Acabamos de celebrar el ‘Día del Seminario’ el pasado domingo, 4 de marzo, y no puedo dejar de compartir con todos vosotros mi gran preocupación y dolor por el reducido número -aunque sea mayor que en gran parte de las diócesis españolas- de quienes piden el ingreso en nuestro seminario diocesano. Si a esto se añade que la edad media del Clero de la Diócesis se hace cada vez más avanzada y de que crece la amplitud de nuevas necesidades pastorales que atender, sobre todo en la atención a los jóvenes, hay motivos más que sobrados para inquietarse seriamente.
Me vais a permitir que me exprese con toda sinceridad. Creo, como me decía un viejo amigo, que fue Obispo, que «a nuestros jóvenes y adolescentes no se les ofrece, hoy por hoy, bastantes espacios de libertad, sana diversión, desarrollo cultural y religioso para que pueda nacer y mantenerse entre ellos una vocación de servicio al hombre y a la comunidad asumida justamente como vocación al sacerdocio. Una sociedad cuyos adultos tienen por valores más altos el dinero, la comodidad y los goces de la posesión y el consumo difícilmente puede esperar que en su seno surjan vocaciones al sacerdocio. Muchos jóvenes y adolescentes acusan, desde los años tempranos de la niñez, el conflicto inducido en lo más profundo de sus almas por la vida dividida de las familias, que profesan la fe católica y la practican, pero llevan una vida cuyos criterios, fuentes de inspiración y modelos nada tienen que ver con el Evangelio. Este conflicto es de suyo mortal para el nacimiento y mantenimiento de la vocación sacerdotal y aun para la misma fe cristiana y adhesión a la Iglesia». Claro está, esa situación real reclama de nuestra diócesis el que con verdadera decisión y valentía, con creatividad y convicción, nos aprestemos a crear espacios para los jóvenes donde pueda surgir la vocación, que trabajemos con ellos sin ningún temor, y que, al mismo tiempo, nos centremos en una pastoral familiar de la que, a pesar de todos los buenos deseos, necesitamos potenciar y fortalecer.

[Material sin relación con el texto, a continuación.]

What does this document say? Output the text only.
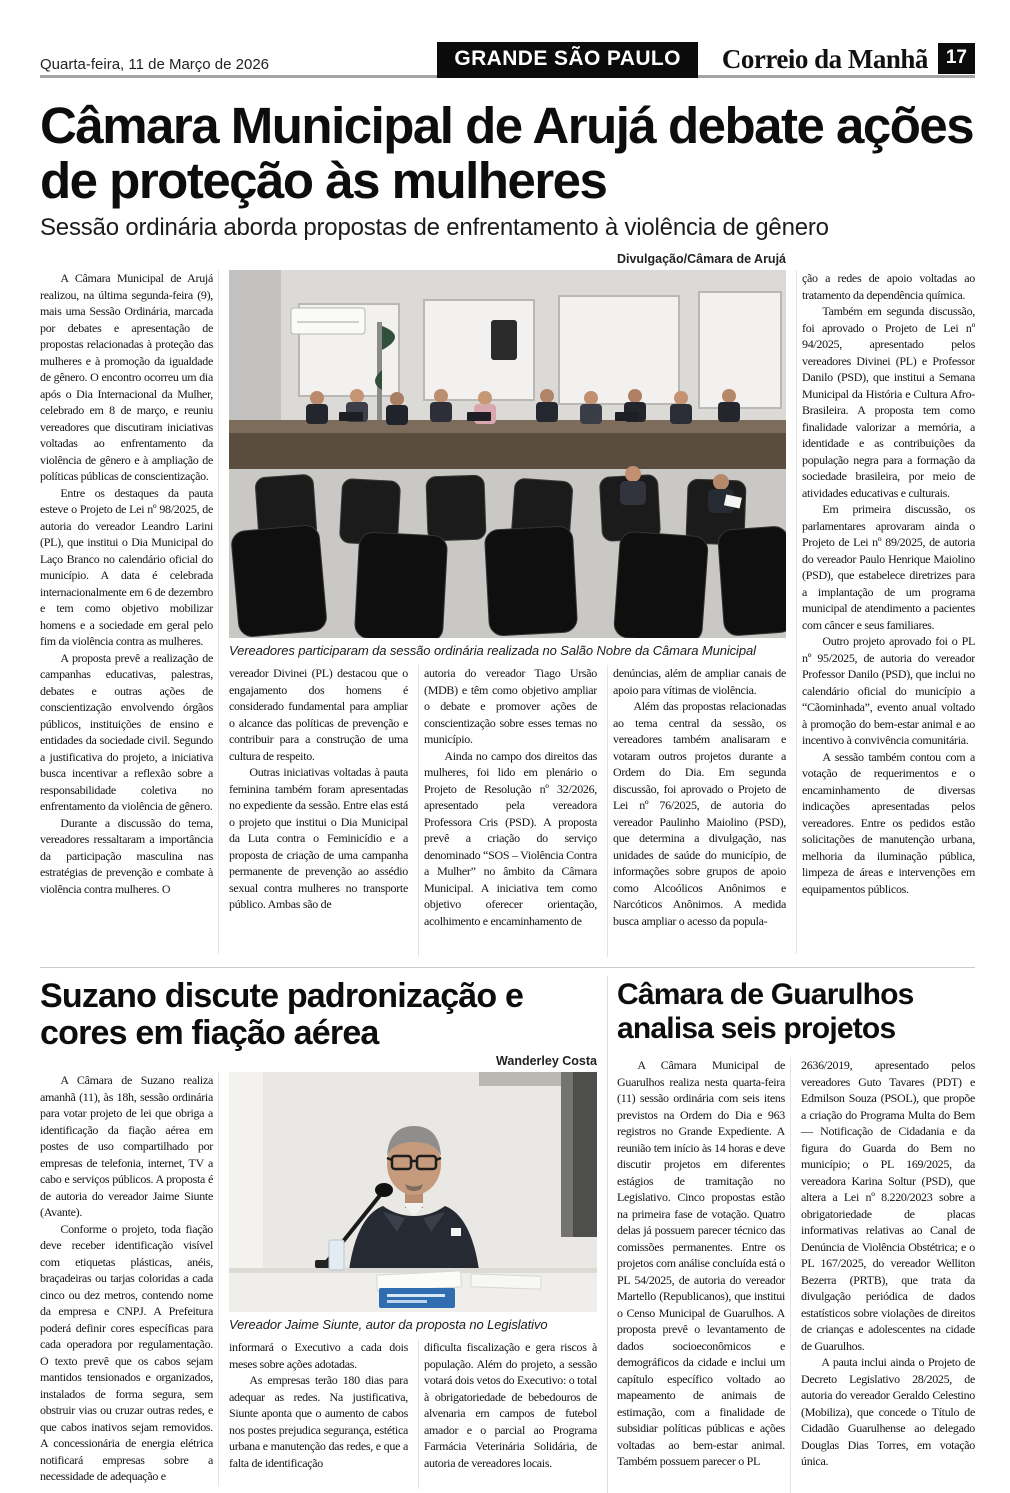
Quarta-feira, 11 de Março de 2026	GRANDE SÃO PAULO	Correio da Manhã 17
Câmara Municipal de Arujá debate ações de proteção às mulheres
Sessão ordinária aborda propostas de enfrentamento à violência de gênero
Divulgação/Câmara de Arujá

A Câmara Municipal de Arujá realizou, na última segunda-feira (9), mais uma Sessão Ordinária, marcada por debates e apresentação de propostas relacionadas à proteção das mulheres e à promoção da igualdade de gênero. O encontro ocorreu um dia após o Dia Internacional da Mulher, celebrado em 8 de março, e reuniu vereadores que discutiram iniciativas voltadas ao enfrentamento da violência de gênero e à ampliação de políticas públicas de conscientização.

Entre os destaques da pauta esteve o Projeto de Lei nº 98/2025, de autoria do vereador Leandro Larini (PL), que institui o Dia Municipal do Laço Branco no calendário oficial do município. A data é celebrada internacionalmente em 6 de dezembro e tem como objetivo mobilizar homens e a sociedade em geral pelo fim da violência contra as mulheres.

A proposta prevê a realização de campanhas educativas, palestras, debates e outras ações de conscientização envolvendo órgãos públicos, instituições de ensino e entidades da sociedade civil. Segundo a justificativa do projeto, a iniciativa busca incentivar a reflexão sobre a responsabilidade coletiva no enfrentamento da violência de gênero.

Durante a discussão do tema, vereadores ressaltaram a importância da participação masculina nas estratégias de prevenção e combate à violência contra mulheres. O

Vereadores participaram da sessão ordinária realizada no Salão Nobre da Câmara Municipal

vereador Divinei (PL) destacou que o engajamento dos homens é considerado fundamental para ampliar o alcance das políticas de prevenção e contribuir para a construção de uma cultura de respeito.

Outras iniciativas voltadas à pauta feminina também foram apresentadas no expediente da sessão. Entre elas está o projeto que institui o Dia Municipal da Luta contra o Feminicídio e a proposta de criação de uma campanha permanente de prevenção ao assédio sexual contra mulheres no transporte público. Ambas são de

autoria do vereador Tiago Ursão (MDB) e têm como objetivo ampliar o debate e promover ações de conscientização sobre esses temas no município.

Ainda no campo dos direitos das mulheres, foi lido em plenário o Projeto de Resolução nº 32/2026, apresentado pela vereadora Professora Cris (PSD). A proposta prevê a criação do serviço denominado “SOS – Violência Contra a Mulher” no âmbito da Câmara Municipal. A iniciativa tem como objetivo oferecer orientação, acolhimento e encaminhamento de

denúncias, além de ampliar canais de apoio para vítimas de violência.

Além das propostas relacionadas ao tema central da sessão, os vereadores também analisaram e votaram outros projetos durante a Ordem do Dia. Em segunda discussão, foi aprovado o Projeto de Lei nº 76/2025, de autoria do vereador Paulinho Maiolino (PSD), que determina a divulgação, nas unidades de saúde do município, de informações sobre grupos de apoio como Alcoólicos Anônimos e Narcóticos Anônimos. A medida busca ampliar o acesso da popula-

ção a redes de apoio voltadas ao tratamento da dependência química.

Também em segunda discussão, foi aprovado o Projeto de Lei nº 94/2025, apresentado pelos vereadores Divinei (PL) e Professor Danilo (PSD), que institui a Semana Municipal da História e Cultura Afro-Brasileira. A proposta tem como finalidade valorizar a memória, a identidade e as contribuições da população negra para a formação da sociedade brasileira, por meio de atividades educativas e culturais.

Em primeira discussão, os parlamentares aprovaram ainda o Projeto de Lei nº 89/2025, de autoria do vereador Paulo Henrique Maiolino (PSD), que estabelece diretrizes para a implantação de um programa municipal de atendimento a pacientes com câncer e seus familiares.

Outro projeto aprovado foi o PL nº 95/2025, de autoria do vereador Professor Danilo (PSD), que inclui no calendário oficial do município a “Cãominhada”, evento anual voltado à promoção do bem-estar animal e ao incentivo à convivência comunitária.

A sessão também contou com a votação de requerimentos e o encaminhamento de diversas indicações apresentadas pelos vereadores. Entre os pedidos estão solicitações de manutenção urbana, melhoria da iluminação pública, limpeza de áreas e intervenções em equipamentos públicos.

Suzano discute padronização e cores em fiação aérea
Wanderley Costa

A Câmara de Suzano realiza amanhã (11), às 18h, sessão ordinária para votar projeto de lei que obriga a identificação da fiação aérea em postes de uso compartilhado por empresas de telefonia, internet, TV a cabo e serviços públicos. A proposta é de autoria do vereador Jaime Siunte (Avante).

Conforme o projeto, toda fiação deve receber identificação visível com etiquetas plásticas, anéis, braçadeiras ou tarjas coloridas a cada cinco ou dez metros, contendo nome da empresa e CNPJ. A Prefeitura poderá definir cores específicas para cada operadora por regulamentação. O texto prevê que os cabos sejam mantidos tensionados e organizados, instalados de forma segura, sem obstruir vias ou cruzar outras redes, e que cabos inativos sejam removidos. A concessionária de energia elétrica notificará empresas sobre a necessidade de adequação e

Vereador Jaime Siunte, autor da proposta no Legislativo

informará o Executivo a cada dois meses sobre ações adotadas.

As empresas terão 180 dias para adequar as redes. Na justificativa, Siunte aponta que o aumento de cabos nos postes prejudica segurança, estética urbana e manutenção das redes, e que a falta de identificação

dificulta fiscalização e gera riscos à população. Além do projeto, a sessão votará dois vetos do Executivo: o total à obrigatoriedade de bebedouros de alvenaria em campos de futebol amador e o parcial ao Programa Farmácia Veterinária Solidária, de autoria de vereadores locais.

Câmara de Guarulhos analisa seis projetos

A Câmara Municipal de Guarulhos realiza nesta quarta-feira (11) sessão ordinária com seis itens previstos na Ordem do Dia e 963 registros no Grande Expediente. A reunião tem início às 14 horas e deve discutir projetos em diferentes estágios de tramitação no Legislativo. Cinco propostas estão na primeira fase de votação. Quatro delas já possuem parecer técnico das comissões permanentes. Entre os projetos com análise concluída está o PL 54/2025, de autoria do vereador Martello (Republicanos), que institui o Censo Municipal de Guarulhos. A proposta prevê o levantamento de dados socioeconômicos e demográficos da cidade e inclui um capítulo específico voltado ao mapeamento de animais de estimação, com a finalidade de subsidiar políticas públicas e ações voltadas ao bem-estar animal. Também possuem parecer o PL

2636/2019, apresentado pelos vereadores Guto Tavares (PDT) e Edmilson Souza (PSOL), que propõe a criação do Programa Multa do Bem — Notificação de Cidadania e da figura do Guarda do Bem no município; o PL 169/2025, da vereadora Karina Soltur (PSD), que altera a Lei nº 8.220/2023 sobre a obrigatoriedade de placas informativas relativas ao Canal de Denúncia de Violência Obstétrica; e o PL 167/2025, do vereador Welliton Bezerra (PRTB), que trata da divulgação periódica de dados estatísticos sobre violações de direitos de crianças e adolescentes na cidade de Guarulhos.

A pauta inclui ainda o Projeto de Decreto Legislativo 28/2025, de autoria do vereador Geraldo Celestino (Mobiliza), que concede o Título de Cidadão Guarulhense ao delegado Douglas Dias Torres, em votação única.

Por otra parte, creo que estaremos de acuerdo, en general, en que detrás de casi todas las vocaciones sacerdotales, en el origen de aquellos que han hecho el eje de su vida el ministerio sacerdotal, de ordinario, ha habido un sacerdote que los invitó explícitamente a seguir este camino y, de alguna manera, se les ofreció como modelo que merecía la pena asumir para la propia vida. Con esto quiero decir que es preciso que los sacerdotes invitemos y llamemos explícitamente, de manera personal, en trato de tú a tú, a seguir el camino del sacerdocio. Los sacerdotes, en un trato personal que hemos de fomentar sin temor con los jóvenes, debemos hablar de la vida sacerdotal como de un valor inestimable y de una forma espléndida y privilegiada de vida cristiana; así mismo, en ese trato amistoso, llamémosle diálogo pastoral o acompañamiento personal o dirección espiritual, debemos proponer de modo explícito y firme la vocación al sacerdocio como una posibilidad real para aquellos jóvenes que muestren tener los dones y cualidades para ello.

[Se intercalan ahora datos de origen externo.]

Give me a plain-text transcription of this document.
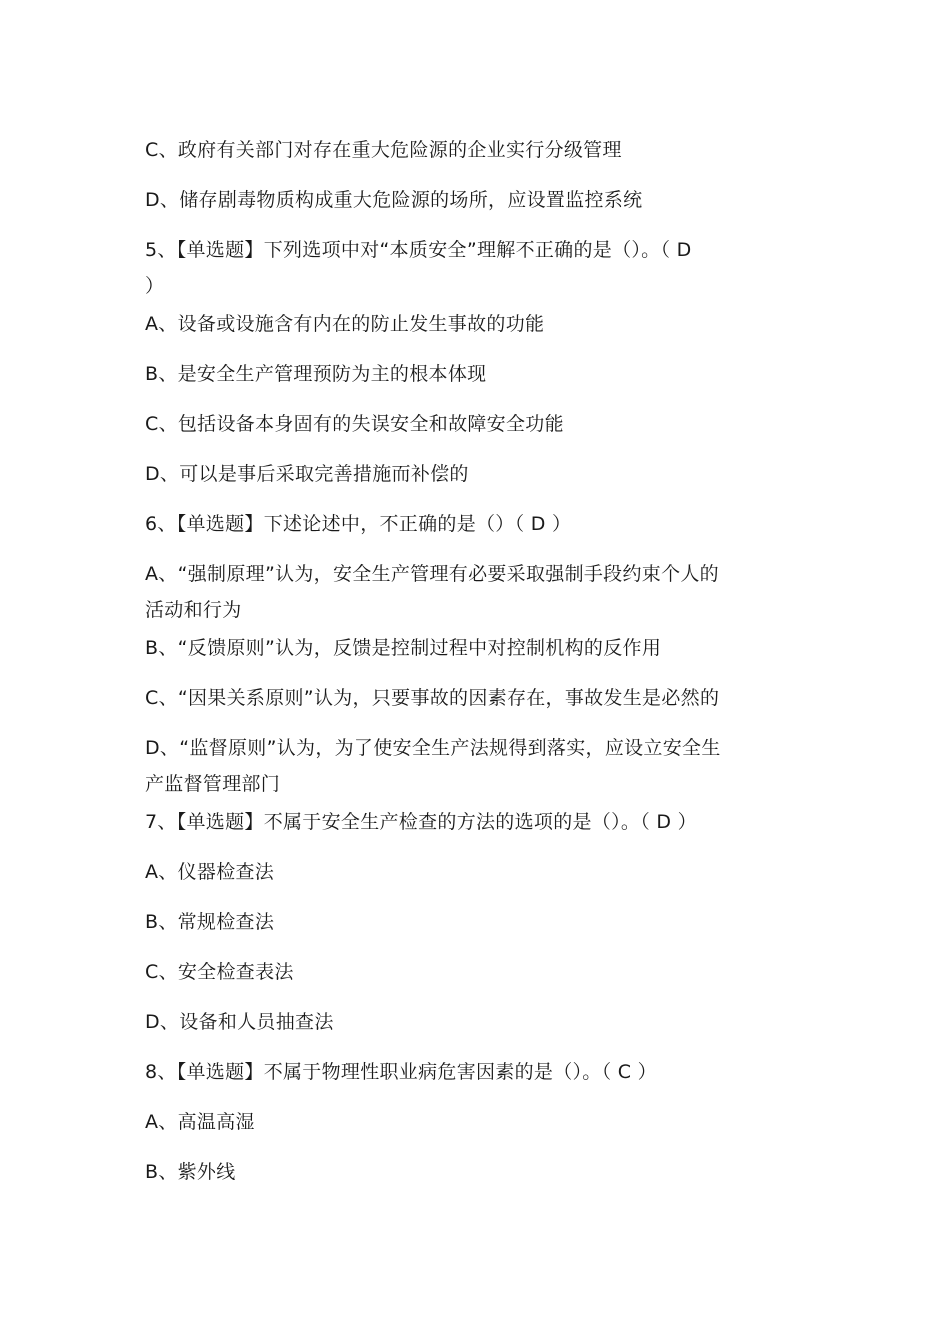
C、政府有关部门对存在重大危险源的企业实行分级管理
D、储存剧毒物质构成重大危险源的场所，应设置监控系统
5、【单选题】下列选项中对“本质安全”理解不正确的是（）。（ D
）
A、设备或设施含有内在的防止发生事故的功能
B、是安全生产管理预防为主的根本体现
C、包括设备本身固有的失误安全和故障安全功能
D、可以是事后采取完善措施而补偿的
6、【单选题】下述论述中，不正确的是（）（ D ）
A、“强制原理”认为，安全生产管理有必要采取强制手段约束个人的
活动和行为
B、“反馈原则”认为，反馈是控制过程中对控制机构的反作用
C、“因果关系原则”认为，只要事故的因素存在，事故发生是必然的
D、“监督原则”认为，为了使安全生产法规得到落实，应设立安全生
产监督管理部门
7、【单选题】不属于安全生产检查的方法的选项的是（）。（ D ）
A、仪器检查法
B、常规检查法
C、安全检查表法
D、设备和人员抽查法
8、【单选题】不属于物理性职业病危害因素的是（）。（ C ）
A、高温高湿
B、紫外线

También, detrás de una vocación sacerdotal, hay o ha habido una familia que vive la fe y de la fe, que transmite la fe, que vive un ambiente de fe y un clima de amor y de caridad cristiana, que respira el gozo de ser Iglesia: Allí donde hay familias verdaderamente cristianas, “pequeñas iglesias o iglesias domésticas”, como las llamaban en los primeros siglos, donde hay familias que rezan juntas o que leen la Palabra de Dios, el Evangelio, juntos, que participan en la celebración dominical, que no sólo no se oponen a que su hijo sea sacerdote, sino que lo consideran como un verdadero don de Dios, allí surgen vocaciones al sacerdocio.
Y, además, en las parroquias que tienen vida, vitalidad, talante comunitario y misionero, que tienen como centro la Eucaristía dominical y la adoración eucarística, o que cultivan la lectura de la Palabra de Dios, o la vida de caridad, o que tienen un buena catequesis o movimientos apostólicos de infancia y juventud, y se reza diariamente por las vocaciones, y se propone la vocación allí, en esas parroquias, surgen vocaciones.

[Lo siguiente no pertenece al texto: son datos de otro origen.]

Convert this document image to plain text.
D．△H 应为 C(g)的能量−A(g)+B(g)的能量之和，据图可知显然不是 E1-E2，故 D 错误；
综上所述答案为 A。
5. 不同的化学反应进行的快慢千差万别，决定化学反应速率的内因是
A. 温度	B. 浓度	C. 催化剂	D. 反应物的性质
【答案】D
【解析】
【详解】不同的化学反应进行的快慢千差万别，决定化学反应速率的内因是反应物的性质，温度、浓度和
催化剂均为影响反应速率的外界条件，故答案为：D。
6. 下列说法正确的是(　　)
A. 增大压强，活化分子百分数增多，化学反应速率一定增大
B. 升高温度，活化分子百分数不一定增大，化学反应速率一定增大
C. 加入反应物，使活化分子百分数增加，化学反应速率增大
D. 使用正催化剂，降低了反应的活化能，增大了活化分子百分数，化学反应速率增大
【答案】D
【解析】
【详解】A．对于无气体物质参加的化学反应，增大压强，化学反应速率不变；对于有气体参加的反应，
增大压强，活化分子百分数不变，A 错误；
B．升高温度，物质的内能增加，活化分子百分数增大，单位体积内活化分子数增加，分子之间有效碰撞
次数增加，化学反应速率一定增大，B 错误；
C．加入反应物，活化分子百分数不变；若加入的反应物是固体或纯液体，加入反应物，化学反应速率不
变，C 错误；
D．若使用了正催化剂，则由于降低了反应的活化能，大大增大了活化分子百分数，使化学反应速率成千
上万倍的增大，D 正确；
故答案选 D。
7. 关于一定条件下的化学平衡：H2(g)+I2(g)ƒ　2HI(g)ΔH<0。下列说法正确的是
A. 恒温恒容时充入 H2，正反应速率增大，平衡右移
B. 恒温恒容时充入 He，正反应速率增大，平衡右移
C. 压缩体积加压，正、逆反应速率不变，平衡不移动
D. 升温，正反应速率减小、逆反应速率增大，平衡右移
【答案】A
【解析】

Y añado, en los Colegios Católicos, en los Colegios diocesano, si se toma en serio y se vive su identidad, se lleva una auténtica pastoral educativa, se vive un auténtico sentido de Iglesia y de comunidad eclesial y se propone abiertamente la vocación al sacerdocio, en ellos estoy seguro que surgirán vocaciones. Y en aquellos movimientos apostólicos o educativos y de tiempo libre para la infancia y juventud, por ejemplo Juniors o Scouts, si llevan a cabo una auténtica educación educativa para enseñar el nuevo arte de vivir que nos ofrece el Evangelio -para eso están y han surgido- , y no se calla ni se oculta la oferta vocacional sin complejos, allí tened por cierto que surgirán vocaciones.
Todos estos ámbitos son semilleros para vocaciones. Si no surgen de ahí, ¿qué sucede?. Digámoslo y reconozcámoslo con humildad: necesitan esos ámbitos adquirir mayor vigor y vitalidad cristiana que la que tienen en estos momentos, y es preciso cambiar a mejor, sacudirnos la modorra.
Todos, en la diócesis, estamos implicados en esta urgencia. Y, entre otras muchas cosas que se puedan llevar a cabo, hay una que está en las manos de todos, y que todos podemos y debemos hacer: orar por las vocaciones. No olvidemos jamás que la llamada y la respuesta misma son siempre don de Dios, y hay que implorarlo de quien es el Dador de todo don y dádiva que procede del cielo. No dejemos de orar, al menos, en todas y cada una de las Eucaristías que se celebren en nuestra diócesis. Ayudemos al Seminario, no escatimemos nada ni ningún esfuerzo para él. Así os lo pido, hincándome de rodillas ante todos, y así lo espero de todos y cada uno de los fieles de la Iglesia que peregrina en Valencia. En el seminario, mayor y menor, está el futuro de la diócesis, radica nuestra esperanza.